Among the more desirable of the surplus warplanes were transport types—C-47s, C-46s and C-54s. Many of these were sold or leased to form the foundations of post-war nonscheduled airlines and air cargo operations. Still another destiny for some of the war-weary planes was what was known as “the disposal of Surplus Aeronautical Property to Educational Institutions for Nonflight Use,” in which aircraft were given to schools for the training of aircraft mechanics, and to cities and other communities to be used as war memorials. However, the level of support for the programme by many communities failed to match its scale in the minds of the government planners. It may be that educational value, historical significance, commemorative instincts, and any sort of nostalgia or sentimentality were simply outweighed by an overwhelming desire to forget everything about the war years and get on with the future. Thirty or forty years later that would change.

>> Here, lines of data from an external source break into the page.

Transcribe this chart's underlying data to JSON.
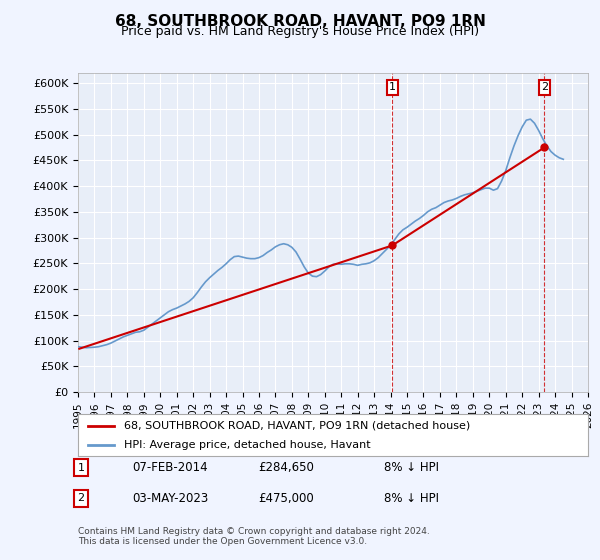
{
  "title": "68, SOUTHBROOK ROAD, HAVANT, PO9 1RN",
  "subtitle": "Price paid vs. HM Land Registry's House Price Index (HPI)",
  "legend_line1": "68, SOUTHBROOK ROAD, HAVANT, PO9 1RN (detached house)",
  "legend_line2": "HPI: Average price, detached house, Havant",
  "annotation1": {
    "num": "1",
    "date": "07-FEB-2014",
    "price": "£284,650",
    "pct": "8% ↓ HPI"
  },
  "annotation2": {
    "num": "2",
    "date": "03-MAY-2023",
    "price": "£475,000",
    "pct": "8% ↓ HPI"
  },
  "footnote": "Contains HM Land Registry data © Crown copyright and database right 2024.\nThis data is licensed under the Open Government Licence v3.0.",
  "red_color": "#cc0000",
  "blue_color": "#6699cc",
  "bg_color": "#f0f4ff",
  "plot_bg": "#e8eef8",
  "grid_color": "#ffffff",
  "annotation_line_color": "#cc0000",
  "ylim": [
    0,
    620000
  ],
  "yticks": [
    0,
    50000,
    100000,
    150000,
    200000,
    250000,
    300000,
    350000,
    400000,
    450000,
    500000,
    550000,
    600000
  ],
  "ytick_labels": [
    "£0",
    "£50K",
    "£100K",
    "£150K",
    "£200K",
    "£250K",
    "£300K",
    "£350K",
    "£400K",
    "£450K",
    "£500K",
    "£550K",
    "£600K"
  ],
  "hpi_data": {
    "dates": [
      1995.0,
      1995.25,
      1995.5,
      1995.75,
      1996.0,
      1996.25,
      1996.5,
      1996.75,
      1997.0,
      1997.25,
      1997.5,
      1997.75,
      1998.0,
      1998.25,
      1998.5,
      1998.75,
      1999.0,
      1999.25,
      1999.5,
      1999.75,
      2000.0,
      2000.25,
      2000.5,
      2000.75,
      2001.0,
      2001.25,
      2001.5,
      2001.75,
      2002.0,
      2002.25,
      2002.5,
      2002.75,
      2003.0,
      2003.25,
      2003.5,
      2003.75,
      2004.0,
      2004.25,
      2004.5,
      2004.75,
      2005.0,
      2005.25,
      2005.5,
      2005.75,
      2006.0,
      2006.25,
      2006.5,
      2006.75,
      2007.0,
      2007.25,
      2007.5,
      2007.75,
      2008.0,
      2008.25,
      2008.5,
      2008.75,
      2009.0,
      2009.25,
      2009.5,
      2009.75,
      2010.0,
      2010.25,
      2010.5,
      2010.75,
      2011.0,
      2011.25,
      2011.5,
      2011.75,
      2012.0,
      2012.25,
      2012.5,
      2012.75,
      2013.0,
      2013.25,
      2013.5,
      2013.75,
      2014.0,
      2014.25,
      2014.5,
      2014.75,
      2015.0,
      2015.25,
      2015.5,
      2015.75,
      2016.0,
      2016.25,
      2016.5,
      2016.75,
      2017.0,
      2017.25,
      2017.5,
      2017.75,
      2018.0,
      2018.25,
      2018.5,
      2018.75,
      2019.0,
      2019.25,
      2019.5,
      2019.75,
      2020.0,
      2020.25,
      2020.5,
      2020.75,
      2021.0,
      2021.25,
      2021.5,
      2021.75,
      2022.0,
      2022.25,
      2022.5,
      2022.75,
      2023.0,
      2023.25,
      2023.5,
      2023.75,
      2024.0,
      2024.25,
      2024.5
    ],
    "values": [
      88000,
      87000,
      86000,
      86500,
      87000,
      88000,
      90000,
      92000,
      95000,
      99000,
      103000,
      107000,
      110000,
      113000,
      116000,
      117000,
      120000,
      126000,
      132000,
      138000,
      144000,
      150000,
      156000,
      160000,
      163000,
      167000,
      171000,
      176000,
      183000,
      193000,
      204000,
      214000,
      222000,
      229000,
      236000,
      242000,
      249000,
      257000,
      263000,
      264000,
      262000,
      260000,
      259000,
      259000,
      261000,
      265000,
      271000,
      276000,
      282000,
      286000,
      288000,
      286000,
      281000,
      272000,
      258000,
      243000,
      231000,
      225000,
      224000,
      228000,
      235000,
      243000,
      248000,
      249000,
      248000,
      249000,
      249000,
      248000,
      246000,
      248000,
      249000,
      251000,
      255000,
      261000,
      269000,
      277000,
      285000,
      296000,
      307000,
      315000,
      320000,
      326000,
      332000,
      337000,
      343000,
      350000,
      355000,
      358000,
      363000,
      368000,
      371000,
      373000,
      376000,
      380000,
      383000,
      385000,
      387000,
      390000,
      393000,
      396000,
      396000,
      392000,
      395000,
      410000,
      430000,
      455000,
      478000,
      498000,
      515000,
      528000,
      530000,
      522000,
      508000,
      492000,
      478000,
      467000,
      460000,
      455000,
      452000
    ]
  },
  "price_data": {
    "dates": [
      1995.08,
      2014.1,
      2023.35
    ],
    "values": [
      84000,
      284650,
      475000
    ]
  },
  "purchase_markers": [
    {
      "date": 2014.1,
      "value": 284650,
      "label": "1"
    },
    {
      "date": 2023.35,
      "value": 475000,
      "label": "2"
    }
  ],
  "xmin": 1995.0,
  "xmax": 2026.0,
  "xtick_years": [
    1995,
    1996,
    1997,
    1998,
    1999,
    2000,
    2001,
    2002,
    2003,
    2004,
    2005,
    2006,
    2007,
    2008,
    2009,
    2010,
    2011,
    2012,
    2013,
    2014,
    2015,
    2016,
    2017,
    2018,
    2019,
    2020,
    2021,
    2022,
    2023,
    2024,
    2025,
    2026
  ]
}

As a great number of veterans completed the bulk of their careers, raised their families, and achieved some of their ambitions, many paused to reflect on their own wartime experiences, which now seemed to have been an adventure rather than merely discomfort and misery. Some of them became interested in revisiting their old bases in England, Europe, Africa or the Pacific, places that held vague yet intriguing memories for them. Many did go back to see what was left of the sites where they had served. That compulsion was a part of what drove the warbird movement, a strange need to reach back across time and reconnect in some way with what, for many of them, had been the one great adventure of their lives.
By the summer of 1947, 65,000 ex-warplanes had been disposed of through the War Assets Administration. Of these, 35,000 had been sold for civilian use, while 10,000 were sold for scrap. The sales were slowing and only three of the major storage sites remained active.
The impact of the 1968 United Artists film Battle of Britain on the burgeoning warbird movement was major. In its background, the world-wide search by former RAF Group Captain and Stirling bomber pilot Hamish Mahaddie, for a stable of suitable Spitfires, Hurricanes, Messerschmitts and Heinkels provided the impetus for many enthusiasts and collectors to pursue their own warbird dreams. He located and arranged the loan of nineteen Spitfires and three Hurricanes, as well as for the maintenance facilities at RAF Henlow in Bedfordshire and the assistance of twenty-one RAF fitters. With the help of former Luftwaffe General Adolf Galland and RAF Group Captain R.L.S. Coulson, British Air Attaché in Madrid, Mahaddie got the use of seven Hispano HA 1112 Buchons and more than fifty Casa 2.111s (Spanish versions of the Messerschmitt Me-109 and Heinkel He-111, respectively) in the filming. He also provided two Casa 352s (Spanish-built Junkers Ju-52 transports). The movie, the publicity surrounding it, and the peripheral involvement of the Battle of Britain veterans Galland, Al Deere, James ‘Ginger’ Lacey, Douglas Bader, Peter Townsend, Johnny Kent, Robert Stanford Tuck, Tom Gleave, and Lord Hugh Dowding, sparked substantial interest in the growing warbird community. It considerably advanced the cause of preserving the historic aircraft, as did the subsequent television series Piece of Cake, based on the Derek Robinson novel about a squadron of RAF fighter pilots in France in 1939 and 1940.